Prayer as a spiritual discipline seems to have fallen on hard times, as it were. At least that seems to be the view from my own life more often than I'd care to admit. Last week some friends were pondering the significance of the intercession of Christ on behalf of the believer. We recalled that from time to time believers like to quote 'The prayer of a righteous man availeth much' (James 5), but if this is true (and it is), then what can we say about the prayer of Christ Himself, who ever lives to intercede for us (Hebrews 7)? Someone shared a quote from RC Sproul which I can't seem to find at the moment, but it went something like, "If the prayers of a righteous man availeth much, what on EARTH can the prayers of Christ Himself avail?"... 
God became man not only to show me how it's done, but to do for me what I am incapable of doing ON MY OWN.    


We were made to be held, and to pray through our brokenness with the knowledge that we are helpless, is to be held in the arms of God Himself.    

Thursday, May 3, 2012

Thoughts on Grace

God's grace is the preeminent element empowering the life of a believer, yet I often take its power, and indeed its very presence in my life, for granted.  Such inability to comprehend the obvious often hinders me from the real work of this life, which is, ultimately, preparation for the next.  God's grace as it moves in us and through us is doing more than effecting our sanctification; it is fitting us for a future glory that is  incomprehensibly greater than anything we are capable of imagining in the present.  It is no wonder that we'll need new bodies in which to house this glory that awaits us.    
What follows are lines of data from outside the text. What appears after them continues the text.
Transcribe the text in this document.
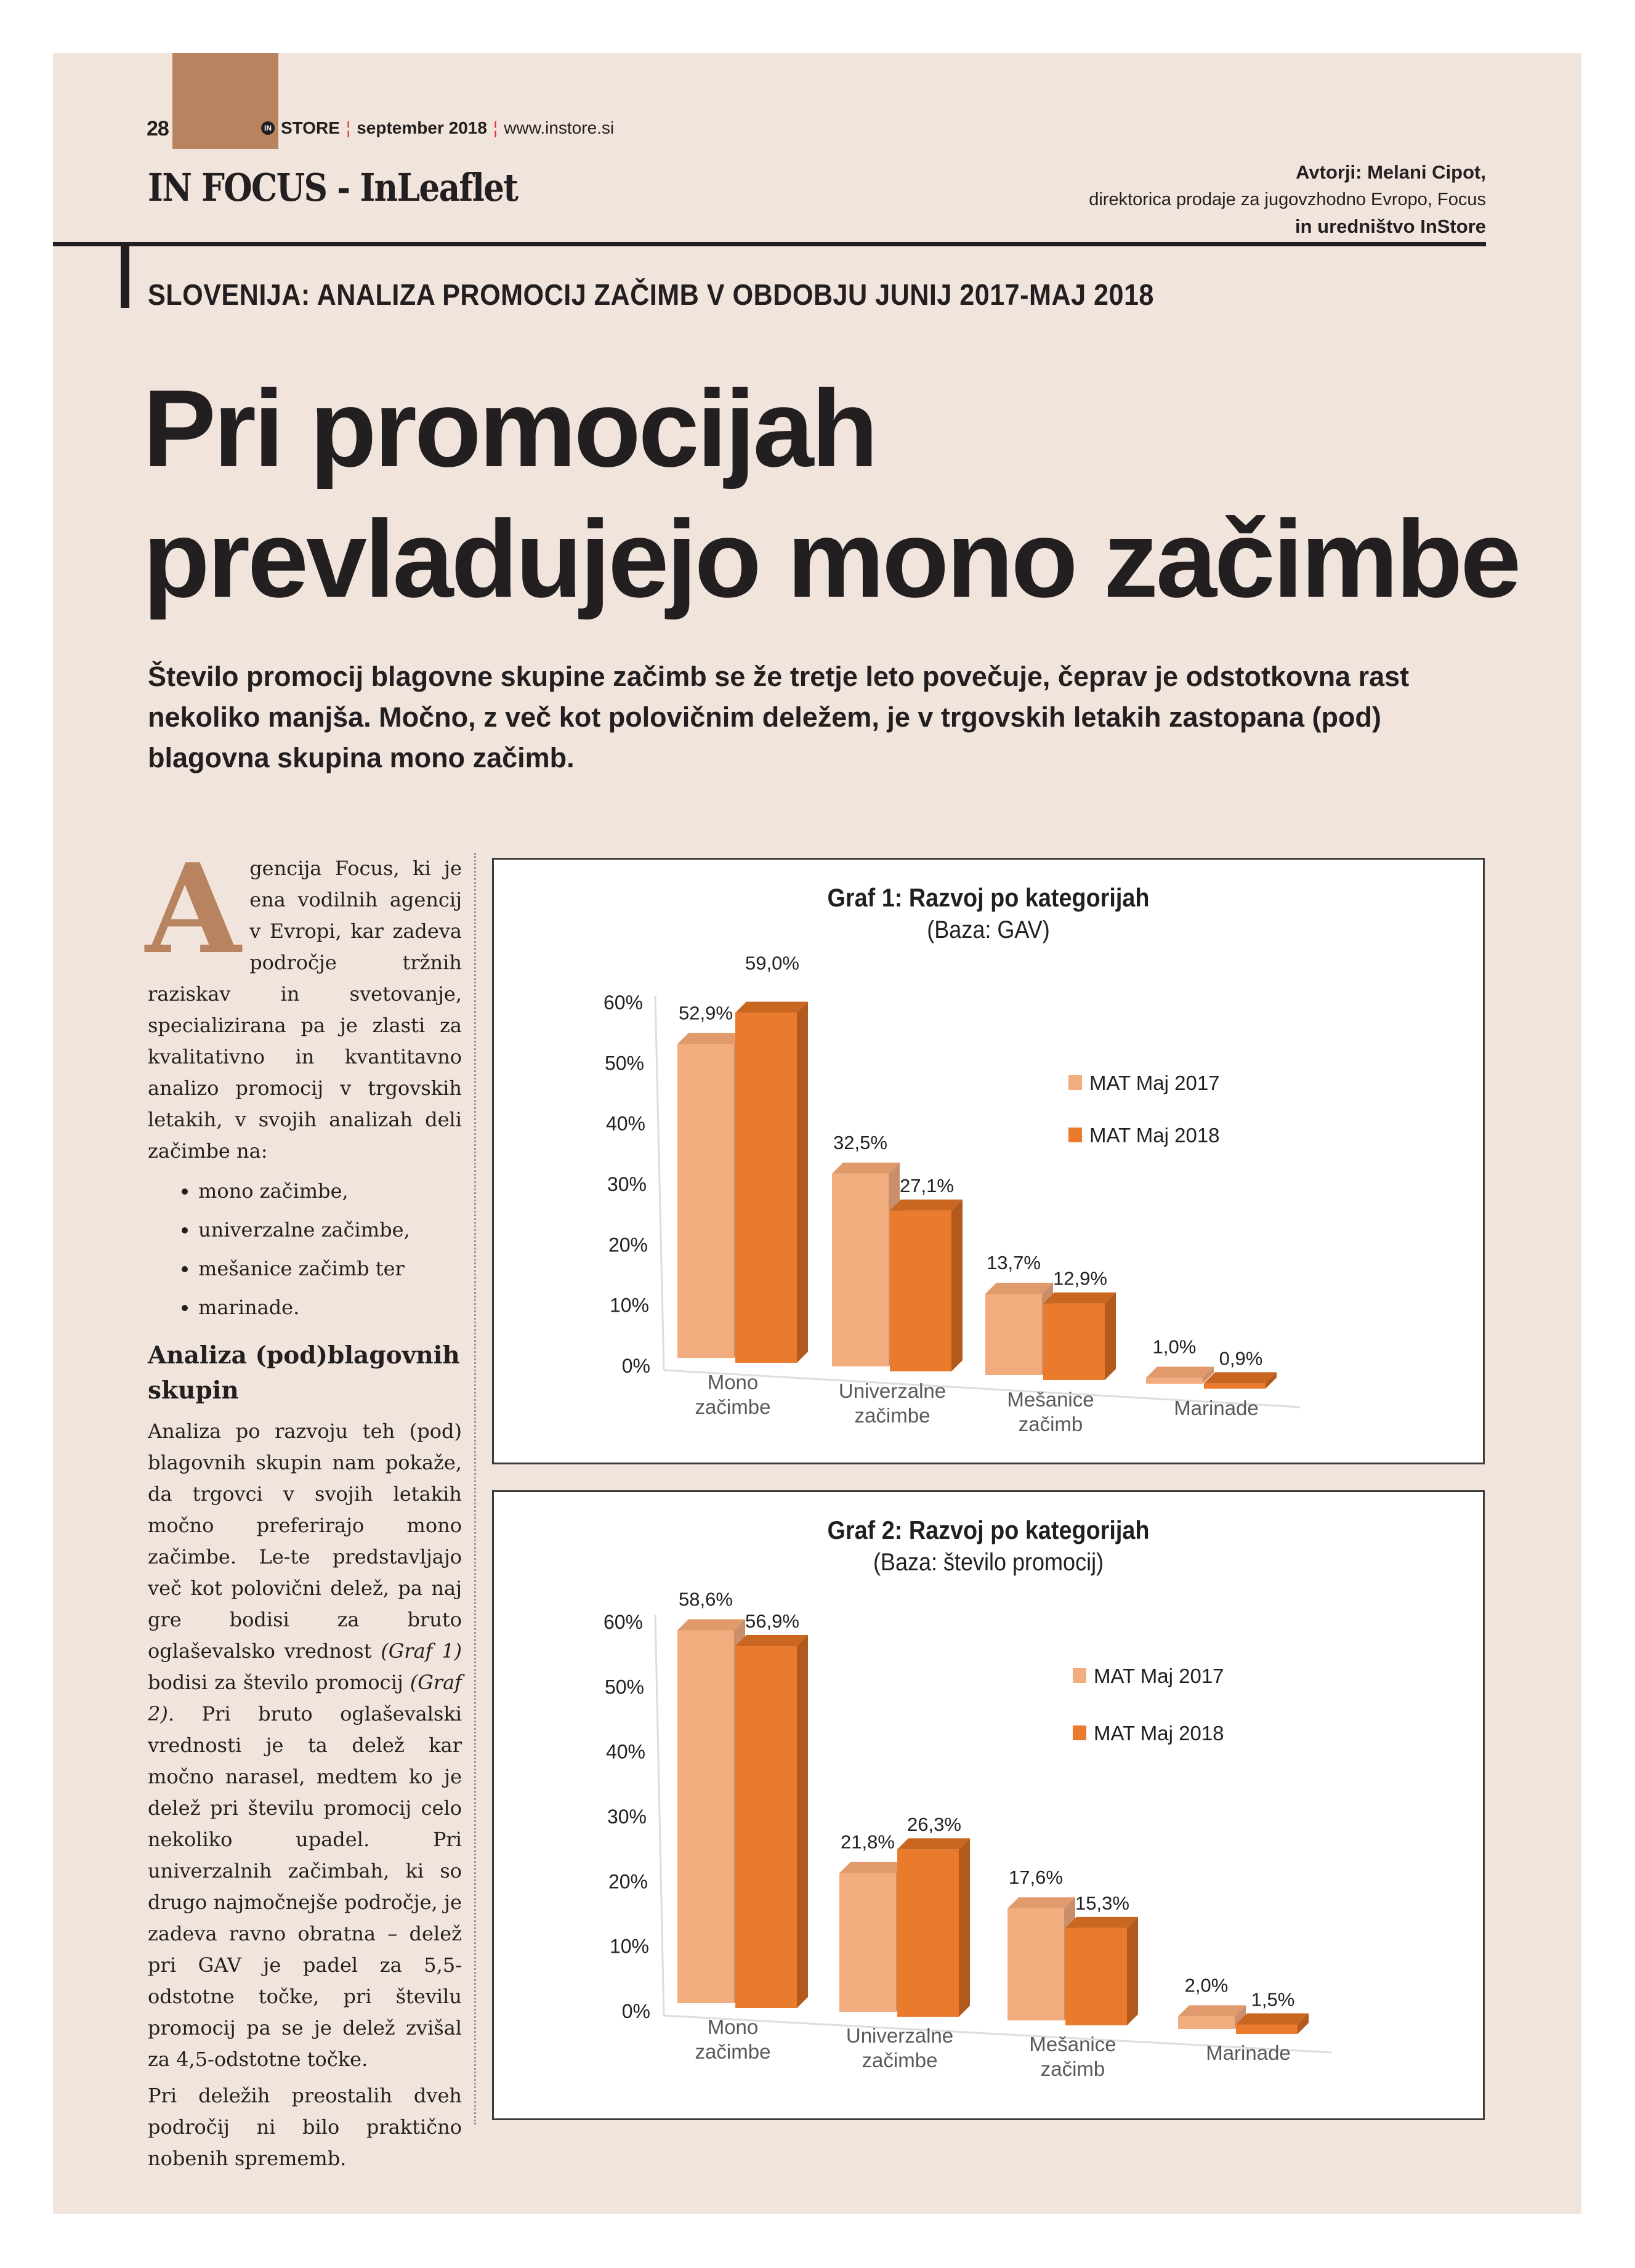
28	IN STORE ¦ september 2018 ¦ www.instore.si
IN FOCUS - InLeaflet	Avtorji: Melani Cipot,
direktorica prodaje za jugovzhodno Evropo, Focus
in uredništvo InStore
SLOVENIJA: ANALIZA PROMOCIJ ZAČIMB V OBDOBJU JUNIJ 2017-MAJ 2018
Pri promocijah
prevladujejo mono začimbe
Število promocij blagovne skupine začimb se že tretje leto povečuje, čeprav je odstotkovna rast nekoliko manjša. Močno, z več kot polovičnim deležem, je v trgovskih letakih zastopana (pod) blagovna skupina mono začimb.

Agencija Focus, ki je ena vodilnih agencij v Evropi, kar zadeva področje tržnih raziskav in svetovanje, specializirana pa je zlasti za kvalitativno in kvantitavno analizo promocij v trgovskih letakih, v svojih analizah deli začimbe na:

• mono začimbe,
• univerzalne začimbe,
• mešanice začimb ter
• marinade.
Analiza (pod)blagovnih skupin

Analiza po razvoju teh (pod) blagovnih skupin nam pokaže, da trgovci v svojih letakih močno preferirajo mono začimbe. Le-te predstavljajo več kot polovični delež, pa naj gre bodisi za bruto oglaševalsko vrednost (Graf 1) bodisi za število promocij (Graf 2). Pri bruto oglaševalski vrednosti je ta delež kar močno narasel, medtem ko je delež pri številu promocij celo nekoliko upadel. Pri univerzalnih začimbah, ki so drugo najmočnejše področje, je zadeva ravno obratna – delež pri GAV je padel za 5,5-odstotne točke, pri številu promocij pa se je delež zvišal za 4,5-odstotne točke.

Pri deležih preostalih dveh področij ni bilo praktično nobenih sprememb.

Graf 1: Razvoj po kategorijah
(Baza: GAV)
0%
10%
20%
30%
40%
50%
60%
Mono začimbe
52,9%
59,0%
Univerzalne začimbe
32,5%
27,1%
Mešanice začimb
13,7%
12,9%
Marinade
1,0%
0,9%
MAT Maj 2017
MAT Maj 2018
Graf 2: Razvoj po kategorijah
(Baza: število promocij)
0%
10%
20%
30%
40%
50%
60%
Mono začimbe
58,6%
56,9%
Univerzalne začimbe
21,8%
26,3%
Mešanice začimb
17,6%
15,3%
Marinade
2,0%
1,5%
MAT Maj 2017
MAT Maj 2018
I have discovered that my mind wanders from this grace that has wrapped itself around my soul precisely because it is otherworldly, and, to my shame - foreign.   Foreign because I am often too well and too firmly established in this world to live in the mindful awareness that God is purposing to do His work in and through this decaying vessel that I currently call home.  

I pray for a grace that runs through me like electricity, so that when the cares of this world  get in the way, when patience is tested and strength is depleted, I may instantly recognize the real foreigner, and seek the renewing power of His mighty grace.  

The older I get, the more sure I am that prayer is not just a necessary part of the Christian life, but prayer is the essence of the Christian life.  It is a means by which God in His providence interconnects our own life with His.  It is the magic wardrobe through which we are invited to touch another realm, and while we enter now through the instrument of our imagination and the exercise of our faith, it is as solid and real as the chair on which I now sit, except more so.  It is a realm to which we are called by name; a kingdom that will remain when all else fades into oblivion and the temporal gives way to the eternal.  

Through prayer I profess my understanding of God as He is revealed in His Word, and He in turn diffuses His truth into the far reaches of my heart. Prayer is an unadorned room, into which I can bring the stresses of my daily life, my failures and my fears, my sorrows and my tears, and lay them all at Jesus' feet.  There is no greater unburdening for the soul than to pour out its cares into the faithful arms of the Friend of man.  Prayer itself is an instrument of God's grace.

I have learned  that while my comprehension of it remains among the 'mysteries to be revealed', grace is not the static, steadying force in my life that I have previously understood it to be.  It is electric and dynamic and powerful, as it must be to capacitate human beings to accomplish God's work on earth.    

I pray that God would enlarge my understanding of His Amazing Grace, such that I may be animated by its very presence in my life, as I endeavor to step ever further into the wardrobe.